Especially since Google gives a fairly strict 90 day disclosure deadline themselves.

https://www.google.com/about/appsecurity/

Yeah I do not understand why the author waited so long to disclose and also feels that Google deserves a "stellar job" here. Sure, Google patched the bug very quickly after disclosure. But given that Google waited so long, it sure looks like they only prioritized the fix once disclosure was a risk. If anything, I think that the author should have scheduled disclosure sooner.

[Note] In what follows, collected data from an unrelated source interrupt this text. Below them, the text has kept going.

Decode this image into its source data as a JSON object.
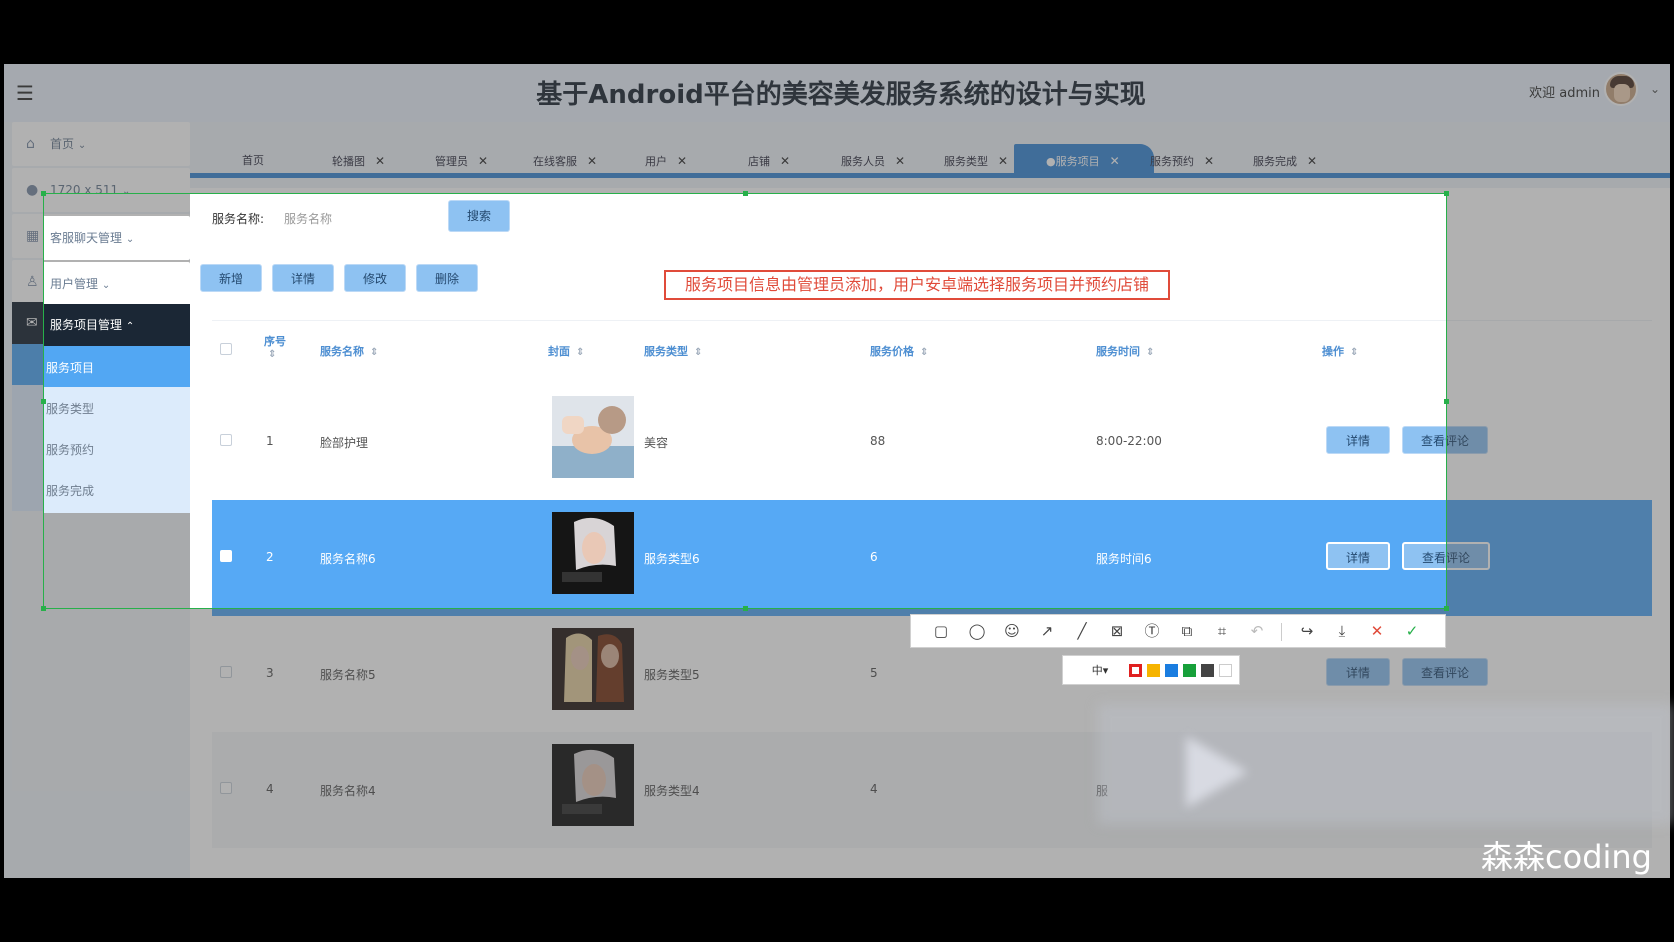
{
  "header": {
    "title": "基于Android平台的美容美发服务系统的设计与实现",
    "welcome": "欢迎 admin"
  },
  "sidebar": {
    "items": [
      {
        "label": "首页"
      },
      {
        "label": "1720 x 511"
      },
      {
        "label": "客服聊天管理"
      },
      {
        "label": "用户管理"
      }
    ],
    "group": "服务项目管理",
    "sub": [
      "服务项目",
      "服务类型",
      "服务预约",
      "服务完成"
    ]
  },
  "tabs": [
    "首页",
    "轮播图",
    "管理员",
    "在线客服",
    "用户",
    "店铺",
    "服务人员",
    "服务类型",
    "●服务项目",
    "服务预约",
    "服务完成"
  ],
  "search": {
    "label": "服务名称:",
    "placeholder": "服务名称",
    "button": "搜索"
  },
  "actions": {
    "add": "新增",
    "detail": "详情",
    "edit": "修改",
    "delete": "删除"
  },
  "annotation": "服务项目信息由管理员添加，用户安卓端选择服务项目并预约店铺",
  "table": {
    "headers": {
      "index": "序号",
      "name": "服务名称",
      "cover": "封面",
      "type": "服务类型",
      "price": "服务价格",
      "time": "服务时间",
      "ops": "操作"
    },
    "rows": [
      {
        "index": "1",
        "name": "脸部护理",
        "type": "美容",
        "price": "88",
        "time": "8:00-22:00"
      },
      {
        "index": "2",
        "name": "服务名称6",
        "type": "服务类型6",
        "price": "6",
        "time": "服务时间6"
      },
      {
        "index": "3",
        "name": "服务名称5",
        "type": "服务类型5",
        "price": "5",
        "time": ""
      },
      {
        "index": "4",
        "name": "服务名称4",
        "type": "服务类型4",
        "price": "4",
        "time": "服"
      }
    ],
    "detail_btn": "详情",
    "comments_btn": "查看评论"
  },
  "capture_toolbar": {
    "size": "中▾"
  },
  "colors": {
    "accent": "#3d8ad6",
    "selected_row": "#56a9f5",
    "annotation": "#e04b3a",
    "selection": "#27b04a"
  },
  "watermark": "森森coding"
}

> I do not understand why the author waited so long to disclose and also feels that Google deserves a "stellar job" here.

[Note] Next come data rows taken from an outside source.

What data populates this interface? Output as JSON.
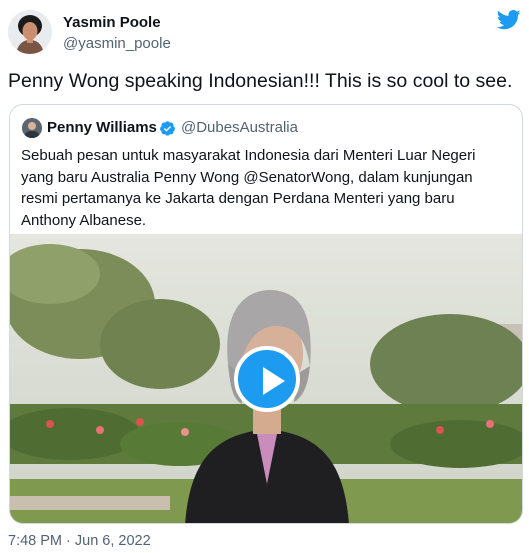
{
  "tweet": {
    "author_name": "Yasmin Poole",
    "author_handle": "@yasmin_poole",
    "text": "Penny Wong speaking Indonesian!!! This is so cool to see.",
    "timestamp": "7:48 PM · Jun 6, 2022",
    "brand_icon": "twitter-bird-icon",
    "brand_color": "#1d9bf0"
  },
  "quoted_tweet": {
    "author_name": "Penny Williams",
    "author_handle": "@DubesAustralia",
    "verified": true,
    "text": "Sebuah pesan untuk masyarakat Indonesia dari Menteri Luar Negeri yang baru Australia Penny Wong @SenatorWong, dalam kunjungan resmi pertamanya ke Jakarta dengan Perdana Menteri yang baru Anthony Albanese.",
    "media": {
      "type": "video",
      "play_icon": "play-icon"
    }
  }
}
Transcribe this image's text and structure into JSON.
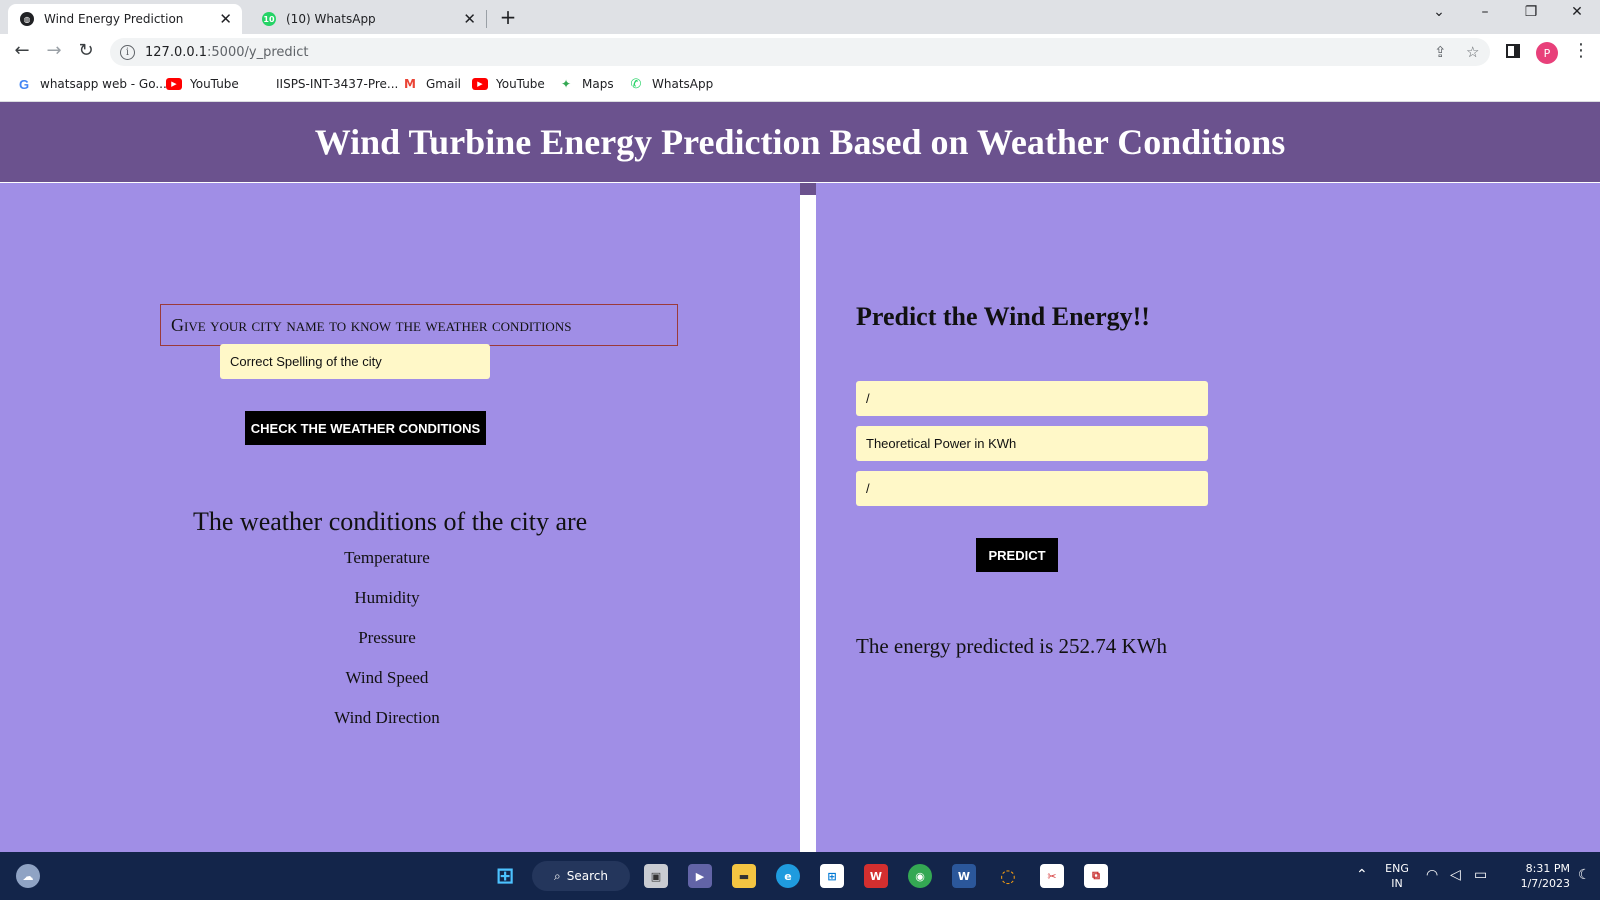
{
  "browser": {
    "tabs": [
      {
        "label": "Wind Energy Prediction",
        "active": true,
        "favicon": "globe-icon"
      },
      {
        "label": "(10) WhatsApp",
        "active": false,
        "favicon": "whatsapp-icon",
        "badge": "10"
      }
    ],
    "url_host": "127.0.0.1",
    "url_path": ":5000/y_predict",
    "profile_initial": "P",
    "bookmarks": [
      {
        "label": "whatsapp web - Go...",
        "icon": "google-icon"
      },
      {
        "label": "YouTube",
        "icon": "youtube-icon"
      },
      {
        "label": "IISPS-INT-3437-Pre...",
        "icon": "blank-icon"
      },
      {
        "label": "Gmail",
        "icon": "gmail-icon"
      },
      {
        "label": "YouTube",
        "icon": "youtube-icon"
      },
      {
        "label": "Maps",
        "icon": "maps-icon"
      },
      {
        "label": "WhatsApp",
        "icon": "whatsapp-icon"
      }
    ]
  },
  "page": {
    "title": "Wind Turbine Energy Prediction Based on Weather Conditions",
    "left": {
      "city_heading": "Give your city name to know the weather conditions",
      "city_input_placeholder": "Correct Spelling of the city",
      "check_button": "Check the Weather Conditions",
      "weather_heading": "The weather conditions of the city are",
      "weather_items": [
        "Temperature",
        "Humidity",
        "Pressure",
        "Wind Speed",
        "Wind Direction"
      ]
    },
    "right": {
      "heading": "Predict the Wind Energy!!",
      "fields": [
        {
          "placeholder": "/"
        },
        {
          "placeholder": "Theoretical Power in KWh"
        },
        {
          "placeholder": "/"
        }
      ],
      "predict_button": "Predict",
      "result": "The energy predicted is 252.74 KWh"
    }
  },
  "taskbar": {
    "search_label": "Search",
    "lang_top": "ENG",
    "lang_bottom": "IN",
    "time": "8:31 PM",
    "date": "1/7/2023"
  },
  "colors": {
    "header": "#6b528e",
    "panel": "#a08ee6",
    "input": "#fff8c8",
    "button": "#000000"
  }
}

Because people are afraid of megacorps. They've found the courage to disclose the issue, but they've also felt that the blow needs to be softened by praising Google's security team, despite their negligence in handling this issue.

> I think that the author should have scheduled disclosure sooner.

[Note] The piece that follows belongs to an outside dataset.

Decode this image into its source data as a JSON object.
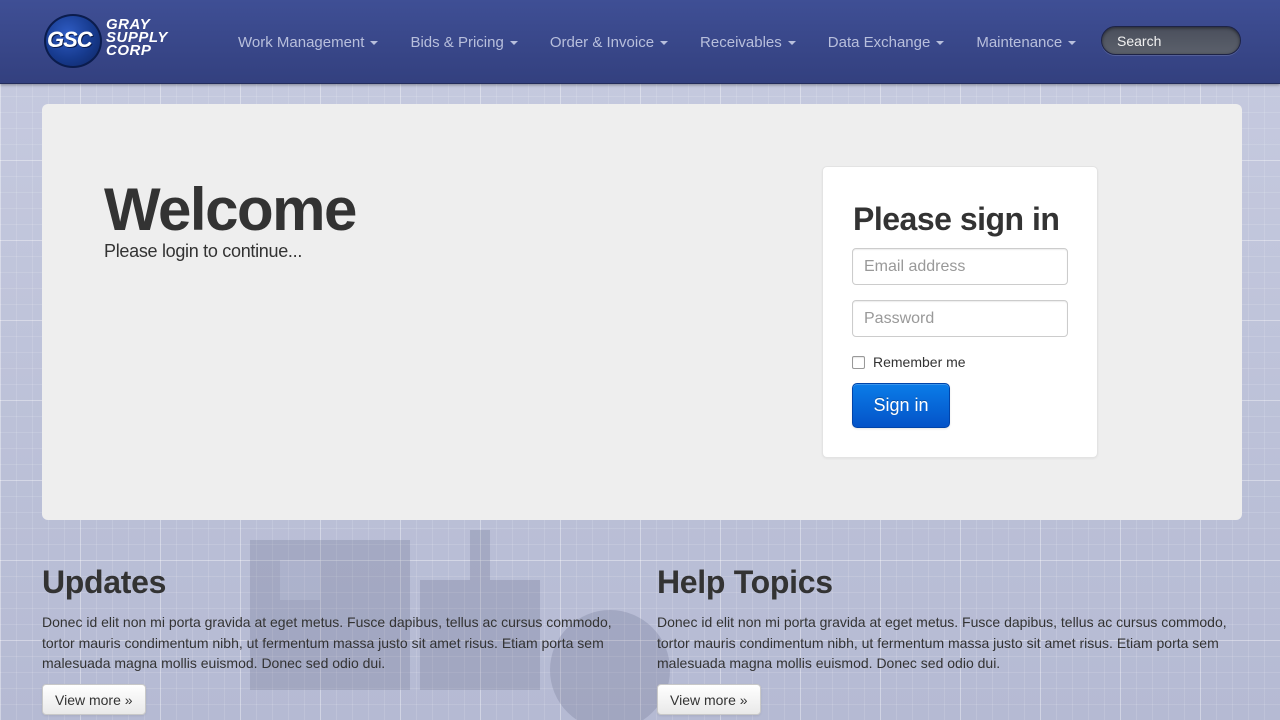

Yup. Ninety days is fine. More people should choose ninety days up front and not allow themselves to be strung along indefinitely.

Project Zero actually has granted two exceptions to their policy (out of well over a thousand cases), both to rival companies (Apple and Microsoft). On the whole I would say you should resist doing this, just set the policy and reap the consequences whatever they might be. If somebody's $100Bn company burns to the ground because they couldn't get their shit together for three whole months too bad.

It's not you that hurt the users, it's the company for not being able to competently route, schedule, and fix their issue.

The reporter is only to blame if they actively exploit the vulnerability in order to harm users, not if they publish it publicly, with or without advanced notice to the company.

Or the bug fix can be hard to implement, test, and release in 3 months. I’m not saying it’s the majority of bugs but these could qualify

Should Google Project Zero also switch to 7 days?

No, it should switch to 0 days, that will fit with their name too.

I was thinking about how I would handle it, were I in the same situation and I think I came upon a decent idea.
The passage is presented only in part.